With the pandemic subsiding in some areas, healthcare providers that had locked down their facilities are now opening up with appropriate controls in place based on guidelines from CMS. Social distancing had put non-COVID-19 services on hold, and postponed or canceled procedures has caused a dramatic decrease in revenue in health care facilities. New codes and rules have been introduced, including for telehealth, and the reimbursement landscape is uncertain. In addition to treating COVID-19 patients, there is now greater focus on outpatient services in preparation for greater demand for non-emergent non-COVID-19 healthcare. Providers need to implement best practices to ensure accurate claim submission and maintain revenue cycle business continuity. Outsourcing medical billing to an expert is a practical option to navigate these challenging times.

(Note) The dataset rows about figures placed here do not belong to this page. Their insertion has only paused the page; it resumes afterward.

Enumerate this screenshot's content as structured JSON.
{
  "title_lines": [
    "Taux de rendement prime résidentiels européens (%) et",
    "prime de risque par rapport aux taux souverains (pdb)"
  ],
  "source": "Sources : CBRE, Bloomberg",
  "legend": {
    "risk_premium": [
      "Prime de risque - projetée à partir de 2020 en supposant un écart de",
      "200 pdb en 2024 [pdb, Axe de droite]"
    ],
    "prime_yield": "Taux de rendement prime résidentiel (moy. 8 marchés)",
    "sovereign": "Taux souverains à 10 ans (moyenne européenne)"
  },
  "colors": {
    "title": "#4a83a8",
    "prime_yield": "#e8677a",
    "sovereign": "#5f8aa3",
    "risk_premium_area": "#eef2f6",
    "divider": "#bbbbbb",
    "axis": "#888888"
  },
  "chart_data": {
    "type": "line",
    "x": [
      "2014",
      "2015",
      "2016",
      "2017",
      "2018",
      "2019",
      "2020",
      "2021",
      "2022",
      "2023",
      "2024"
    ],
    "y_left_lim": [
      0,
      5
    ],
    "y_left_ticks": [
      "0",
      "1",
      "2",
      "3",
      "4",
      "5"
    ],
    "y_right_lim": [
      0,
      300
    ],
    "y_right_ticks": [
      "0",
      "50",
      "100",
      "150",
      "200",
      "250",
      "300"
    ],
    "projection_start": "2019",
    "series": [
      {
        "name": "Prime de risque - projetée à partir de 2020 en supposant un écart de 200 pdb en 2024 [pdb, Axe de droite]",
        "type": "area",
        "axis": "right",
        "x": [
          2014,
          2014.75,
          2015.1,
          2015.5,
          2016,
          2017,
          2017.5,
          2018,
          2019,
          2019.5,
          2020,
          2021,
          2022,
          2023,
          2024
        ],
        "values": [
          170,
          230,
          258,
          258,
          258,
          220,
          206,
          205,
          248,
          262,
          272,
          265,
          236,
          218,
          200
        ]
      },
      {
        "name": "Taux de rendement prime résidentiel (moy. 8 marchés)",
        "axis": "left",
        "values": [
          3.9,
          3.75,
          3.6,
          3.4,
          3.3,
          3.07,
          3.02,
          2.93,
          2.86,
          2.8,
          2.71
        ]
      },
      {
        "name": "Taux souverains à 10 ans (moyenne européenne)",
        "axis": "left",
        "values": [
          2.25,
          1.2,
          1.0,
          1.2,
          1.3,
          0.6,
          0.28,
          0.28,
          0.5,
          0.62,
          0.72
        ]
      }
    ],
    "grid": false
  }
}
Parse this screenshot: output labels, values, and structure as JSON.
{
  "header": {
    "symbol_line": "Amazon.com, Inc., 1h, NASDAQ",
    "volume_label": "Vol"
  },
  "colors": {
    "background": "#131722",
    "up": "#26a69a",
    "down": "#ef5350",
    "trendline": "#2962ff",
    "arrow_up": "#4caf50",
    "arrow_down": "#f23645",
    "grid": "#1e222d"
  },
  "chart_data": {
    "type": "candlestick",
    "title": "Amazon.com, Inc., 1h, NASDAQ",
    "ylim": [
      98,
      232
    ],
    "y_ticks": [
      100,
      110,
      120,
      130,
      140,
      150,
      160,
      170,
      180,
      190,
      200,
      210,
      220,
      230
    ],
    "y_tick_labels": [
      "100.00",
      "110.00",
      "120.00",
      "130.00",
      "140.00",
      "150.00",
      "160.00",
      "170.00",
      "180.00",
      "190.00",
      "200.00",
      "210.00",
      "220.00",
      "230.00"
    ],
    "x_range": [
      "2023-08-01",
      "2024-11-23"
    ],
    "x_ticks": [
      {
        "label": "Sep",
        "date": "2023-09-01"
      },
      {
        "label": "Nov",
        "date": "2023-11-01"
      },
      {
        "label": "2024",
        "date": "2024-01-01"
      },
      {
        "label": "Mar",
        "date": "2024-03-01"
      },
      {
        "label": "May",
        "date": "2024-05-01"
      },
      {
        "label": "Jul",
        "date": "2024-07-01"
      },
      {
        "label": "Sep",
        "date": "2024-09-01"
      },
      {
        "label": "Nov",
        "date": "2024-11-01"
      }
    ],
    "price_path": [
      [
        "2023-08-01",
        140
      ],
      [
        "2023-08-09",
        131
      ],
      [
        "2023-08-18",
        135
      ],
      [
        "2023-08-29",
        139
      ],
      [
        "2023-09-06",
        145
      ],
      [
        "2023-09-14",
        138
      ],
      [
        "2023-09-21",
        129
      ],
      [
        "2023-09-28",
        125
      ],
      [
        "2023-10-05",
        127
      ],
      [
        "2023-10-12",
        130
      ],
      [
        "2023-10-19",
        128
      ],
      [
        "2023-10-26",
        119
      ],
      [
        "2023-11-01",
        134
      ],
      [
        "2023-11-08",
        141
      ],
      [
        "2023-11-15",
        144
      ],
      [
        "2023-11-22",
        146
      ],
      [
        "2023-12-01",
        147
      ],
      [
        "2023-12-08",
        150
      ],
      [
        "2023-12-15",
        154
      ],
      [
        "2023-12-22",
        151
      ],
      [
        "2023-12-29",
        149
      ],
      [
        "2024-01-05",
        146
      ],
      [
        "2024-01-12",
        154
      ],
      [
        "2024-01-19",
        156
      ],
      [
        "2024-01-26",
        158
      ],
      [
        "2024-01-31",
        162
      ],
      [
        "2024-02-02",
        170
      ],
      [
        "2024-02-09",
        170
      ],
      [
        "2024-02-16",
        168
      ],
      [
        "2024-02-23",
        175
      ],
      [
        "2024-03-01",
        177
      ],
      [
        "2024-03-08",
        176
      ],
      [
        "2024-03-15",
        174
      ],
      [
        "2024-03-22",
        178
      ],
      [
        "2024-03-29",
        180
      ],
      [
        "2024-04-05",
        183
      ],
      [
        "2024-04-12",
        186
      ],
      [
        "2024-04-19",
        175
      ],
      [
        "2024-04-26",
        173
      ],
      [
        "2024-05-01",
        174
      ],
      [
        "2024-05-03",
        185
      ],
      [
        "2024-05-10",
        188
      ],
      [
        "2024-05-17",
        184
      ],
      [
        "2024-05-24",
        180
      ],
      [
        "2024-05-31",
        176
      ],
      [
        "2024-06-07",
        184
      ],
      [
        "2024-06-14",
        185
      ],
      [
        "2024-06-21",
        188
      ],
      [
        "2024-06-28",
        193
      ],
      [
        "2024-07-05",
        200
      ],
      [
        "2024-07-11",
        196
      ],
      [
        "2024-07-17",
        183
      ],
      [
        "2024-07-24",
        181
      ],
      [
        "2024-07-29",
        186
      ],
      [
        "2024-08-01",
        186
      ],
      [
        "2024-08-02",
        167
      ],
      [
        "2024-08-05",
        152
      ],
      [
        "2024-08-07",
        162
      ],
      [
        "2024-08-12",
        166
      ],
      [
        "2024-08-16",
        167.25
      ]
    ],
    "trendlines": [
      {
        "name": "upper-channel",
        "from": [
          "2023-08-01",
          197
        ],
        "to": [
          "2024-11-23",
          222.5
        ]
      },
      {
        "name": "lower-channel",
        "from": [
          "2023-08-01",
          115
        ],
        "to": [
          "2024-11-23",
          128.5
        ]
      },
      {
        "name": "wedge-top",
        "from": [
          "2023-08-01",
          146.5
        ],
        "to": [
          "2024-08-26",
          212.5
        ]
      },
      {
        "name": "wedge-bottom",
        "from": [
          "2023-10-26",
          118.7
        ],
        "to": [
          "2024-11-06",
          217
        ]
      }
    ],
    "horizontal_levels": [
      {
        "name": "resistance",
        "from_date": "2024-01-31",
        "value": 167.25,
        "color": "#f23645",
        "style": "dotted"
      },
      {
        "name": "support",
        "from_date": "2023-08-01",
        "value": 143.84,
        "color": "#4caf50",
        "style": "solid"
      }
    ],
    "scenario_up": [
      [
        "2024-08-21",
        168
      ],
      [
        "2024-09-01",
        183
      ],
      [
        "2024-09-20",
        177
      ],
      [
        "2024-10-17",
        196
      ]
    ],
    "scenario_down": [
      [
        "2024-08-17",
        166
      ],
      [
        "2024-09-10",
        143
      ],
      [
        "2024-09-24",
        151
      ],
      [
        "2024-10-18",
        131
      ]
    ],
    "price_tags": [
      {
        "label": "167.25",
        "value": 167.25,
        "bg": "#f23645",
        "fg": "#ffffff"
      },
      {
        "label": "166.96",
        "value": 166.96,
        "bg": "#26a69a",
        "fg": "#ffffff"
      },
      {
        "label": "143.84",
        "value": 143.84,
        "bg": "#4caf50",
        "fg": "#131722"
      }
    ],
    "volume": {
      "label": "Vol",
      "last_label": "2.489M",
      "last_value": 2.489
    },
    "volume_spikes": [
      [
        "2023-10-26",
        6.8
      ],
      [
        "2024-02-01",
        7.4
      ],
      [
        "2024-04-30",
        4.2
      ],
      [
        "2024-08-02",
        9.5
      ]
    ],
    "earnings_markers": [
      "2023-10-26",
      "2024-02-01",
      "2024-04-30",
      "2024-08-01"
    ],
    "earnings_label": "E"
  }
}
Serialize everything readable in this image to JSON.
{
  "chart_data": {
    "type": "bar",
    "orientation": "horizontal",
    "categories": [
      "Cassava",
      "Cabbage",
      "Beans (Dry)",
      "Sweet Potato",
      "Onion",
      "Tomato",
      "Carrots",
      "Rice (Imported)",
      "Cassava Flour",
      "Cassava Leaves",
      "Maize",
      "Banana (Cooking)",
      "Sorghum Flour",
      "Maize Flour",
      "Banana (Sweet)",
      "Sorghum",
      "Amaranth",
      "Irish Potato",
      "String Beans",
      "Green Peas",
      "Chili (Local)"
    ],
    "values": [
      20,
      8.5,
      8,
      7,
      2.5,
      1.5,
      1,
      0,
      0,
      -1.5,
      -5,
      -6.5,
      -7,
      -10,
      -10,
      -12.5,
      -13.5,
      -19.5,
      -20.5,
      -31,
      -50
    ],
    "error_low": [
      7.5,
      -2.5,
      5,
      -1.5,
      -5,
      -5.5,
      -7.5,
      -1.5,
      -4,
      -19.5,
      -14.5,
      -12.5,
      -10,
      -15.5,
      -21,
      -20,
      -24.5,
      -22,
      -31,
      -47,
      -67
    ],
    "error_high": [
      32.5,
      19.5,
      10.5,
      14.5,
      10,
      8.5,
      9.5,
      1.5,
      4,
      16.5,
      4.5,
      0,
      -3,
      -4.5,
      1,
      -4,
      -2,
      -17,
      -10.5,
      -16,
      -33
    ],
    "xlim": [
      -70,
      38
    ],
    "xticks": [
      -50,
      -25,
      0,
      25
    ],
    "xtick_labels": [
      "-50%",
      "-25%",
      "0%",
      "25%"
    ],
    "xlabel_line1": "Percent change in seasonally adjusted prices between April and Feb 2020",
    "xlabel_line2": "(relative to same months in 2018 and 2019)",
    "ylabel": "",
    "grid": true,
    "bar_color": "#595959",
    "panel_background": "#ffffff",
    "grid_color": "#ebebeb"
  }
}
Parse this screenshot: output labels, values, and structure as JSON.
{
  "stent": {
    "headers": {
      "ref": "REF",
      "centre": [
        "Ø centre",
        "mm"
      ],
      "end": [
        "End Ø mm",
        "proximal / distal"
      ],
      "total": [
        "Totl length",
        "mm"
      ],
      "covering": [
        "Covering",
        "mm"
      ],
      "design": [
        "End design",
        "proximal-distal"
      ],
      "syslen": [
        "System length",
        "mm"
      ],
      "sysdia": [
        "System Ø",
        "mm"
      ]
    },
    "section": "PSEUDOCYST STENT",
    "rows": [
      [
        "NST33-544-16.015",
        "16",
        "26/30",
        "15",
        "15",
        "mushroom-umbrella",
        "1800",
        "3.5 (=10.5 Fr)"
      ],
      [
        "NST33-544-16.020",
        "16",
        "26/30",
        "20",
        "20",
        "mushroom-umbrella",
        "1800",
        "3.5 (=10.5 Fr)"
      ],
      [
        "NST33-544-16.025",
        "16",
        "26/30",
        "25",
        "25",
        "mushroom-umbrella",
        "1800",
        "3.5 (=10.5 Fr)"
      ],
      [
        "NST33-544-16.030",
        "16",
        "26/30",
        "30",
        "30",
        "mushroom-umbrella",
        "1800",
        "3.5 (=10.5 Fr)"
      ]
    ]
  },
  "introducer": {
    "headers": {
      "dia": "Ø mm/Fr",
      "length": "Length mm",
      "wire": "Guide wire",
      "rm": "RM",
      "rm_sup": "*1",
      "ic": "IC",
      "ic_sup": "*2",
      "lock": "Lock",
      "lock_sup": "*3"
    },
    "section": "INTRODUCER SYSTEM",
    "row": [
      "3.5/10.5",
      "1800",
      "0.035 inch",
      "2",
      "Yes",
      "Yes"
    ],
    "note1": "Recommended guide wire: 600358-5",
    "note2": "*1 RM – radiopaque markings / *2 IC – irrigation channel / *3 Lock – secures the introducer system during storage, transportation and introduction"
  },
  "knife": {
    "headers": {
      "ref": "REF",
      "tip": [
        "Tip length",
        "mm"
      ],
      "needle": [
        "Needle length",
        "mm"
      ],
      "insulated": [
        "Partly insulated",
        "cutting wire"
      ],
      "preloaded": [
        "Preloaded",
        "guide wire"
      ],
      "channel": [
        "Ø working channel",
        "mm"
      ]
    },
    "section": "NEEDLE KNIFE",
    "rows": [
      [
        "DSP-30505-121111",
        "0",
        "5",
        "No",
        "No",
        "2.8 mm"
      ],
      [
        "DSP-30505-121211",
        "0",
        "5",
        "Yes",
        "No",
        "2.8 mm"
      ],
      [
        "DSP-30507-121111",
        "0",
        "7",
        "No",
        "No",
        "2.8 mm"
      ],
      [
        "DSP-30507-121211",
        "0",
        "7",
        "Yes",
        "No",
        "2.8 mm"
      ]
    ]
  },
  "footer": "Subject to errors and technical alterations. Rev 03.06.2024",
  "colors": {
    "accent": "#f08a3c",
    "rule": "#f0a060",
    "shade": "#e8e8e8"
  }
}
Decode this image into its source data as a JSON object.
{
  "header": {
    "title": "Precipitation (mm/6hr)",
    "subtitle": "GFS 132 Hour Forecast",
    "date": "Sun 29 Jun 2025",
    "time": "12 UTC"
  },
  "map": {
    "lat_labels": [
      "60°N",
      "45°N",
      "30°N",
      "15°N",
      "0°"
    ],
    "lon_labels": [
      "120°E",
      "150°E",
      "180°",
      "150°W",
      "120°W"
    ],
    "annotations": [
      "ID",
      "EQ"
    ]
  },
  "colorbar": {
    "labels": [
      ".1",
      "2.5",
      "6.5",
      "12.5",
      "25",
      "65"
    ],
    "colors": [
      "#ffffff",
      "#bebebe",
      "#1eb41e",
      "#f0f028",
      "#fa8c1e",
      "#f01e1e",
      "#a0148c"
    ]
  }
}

Here are six best practices for achieving compliance and revenue integrity in the current environment:

  • Coding and billing compliance: Providers need to follow and adhere to the latest coding and billing guidance from the CDC, CMS, AMA, and other official organizations. New ICD-10, CPT and HCPCS codes and guidelines were introduced for COVID-19 tracking and billing. The new telehealth policy that became effective from March 17, 2020, enables physicians to receive reimbursement for providing telehealth services to Medicare patients across the country, with fewer restrictions. There are specific codes for different types of telehealth consults, and new guidelines for billing telehealth visits and modifier use. Medicare and commercial payers have explicit requirements and rules for billing virtual visits. Now, with the resumption of elective and non-emergent procedures, providers also need to focus on error-free reporting of these visits.

    Prioritizing correct coding and billing is paramount to win the battle against claims denial. Staying up-to-date in payer rules is critical to reduce billing turnaround and reimbursement delays. Timely and continuous auditing of claims can reduce risk of errors that can lead to denials and rework. Monitoring delayed or denied claims promptly and implementing corrective action is also important to revenue optimization.
  • Complete, precise, accurate documentation: Assuring consistency and accuracy in provider documentation is a challenge for many organizations. Physicians need to understand the importance of accurate, specific, and unambiguous documentation for correct coding. An article in Revenue Cycle Advisor explains that using terms such as “probable,” “possible,” or “likely” to qualify diagnosis should be avoided. For instance, the article cites an expert as saying that if a patient’s discharge summary states “possible COVID-19 infection,” it won’t be coded as U07.1, and will instead reported using Z20.828 (contact with and [suspected] exposure to other viral communicable diseases) or Z03.818 (encounter for observation for suspected exposure to other biological agents ruled out).

    Precise documentation is necessary not only for COVID-19 coding and billing, but for services provided via telemedicine as well in-person visits. Physicians can ask their billing/medical coding service provider to determine what specific documentation the payer requires so they can provide that information. A clinical documentation improvement (CDI) programs ensure accurate translation of clinical work into the precise codes that best describe the severity of illness of patients and the complexity of care provided. Investing additional resources in CDI training and development will produce future returns for healthcare organizations. A Becker’s Hospital Review article recommends that providers broaden the scope of their CDI program with technology that uses clinical intelligence to drive concurrent documentation review for all payers.
  • A proper patient access strategy: This is crucial to maintain business continuity. While telehealth is an important strategy to improve patient access, managing patient access would also include measures to support a surge in uninsured patients and managing the potential demand for rescheduling elective care, according to Kelley Blair, senior vice president and general manager, Health Systems, Technology Enabled Services, Change Healthcare (Becker’s Hospital Review).
  • Task force to ensure regulatory compliance: A recent RAC Monitor report noted that monitoring of billing and claims data has already begun to ensure that hospitals are not upcoding to take advantage of higher COVID-19 reimbursement rates. accuracy of claim submission can be a challenge with new rules and codes. Setting up a task force for regulatory compliance can minimize potential revenue and billing compliance risks and optimize reimbursement in this evolving scenario.
  • Data analytics to improve cash collections: Providers need to leverage data analytics effectively to improve cash flow as patient volume fluctuations continue. In addition to utilizing the capabilities of their EMR system, they can benefit through expert third party support to improve revenue cycle performance. Providers of outsourced medical billing services utilize a combination of analytics and technology to monitor their clients’ RCM operations, tackle deficiencies, and make timely adjustments to cut billing turnaround and reimbursement delays.

With many changes to deal with, from new telehealth rules, modifiers, procedure codes for testing, and regulatory and reimbursement changes, healthcare organizations face significant challenges when it comes to revenue cycle management amid the pandemic. As they reopen, they must develop a comprehensive, proactive approach to manage patient volumes, optimize reimbursement, and remain flexible to manage complexities in an efficient way.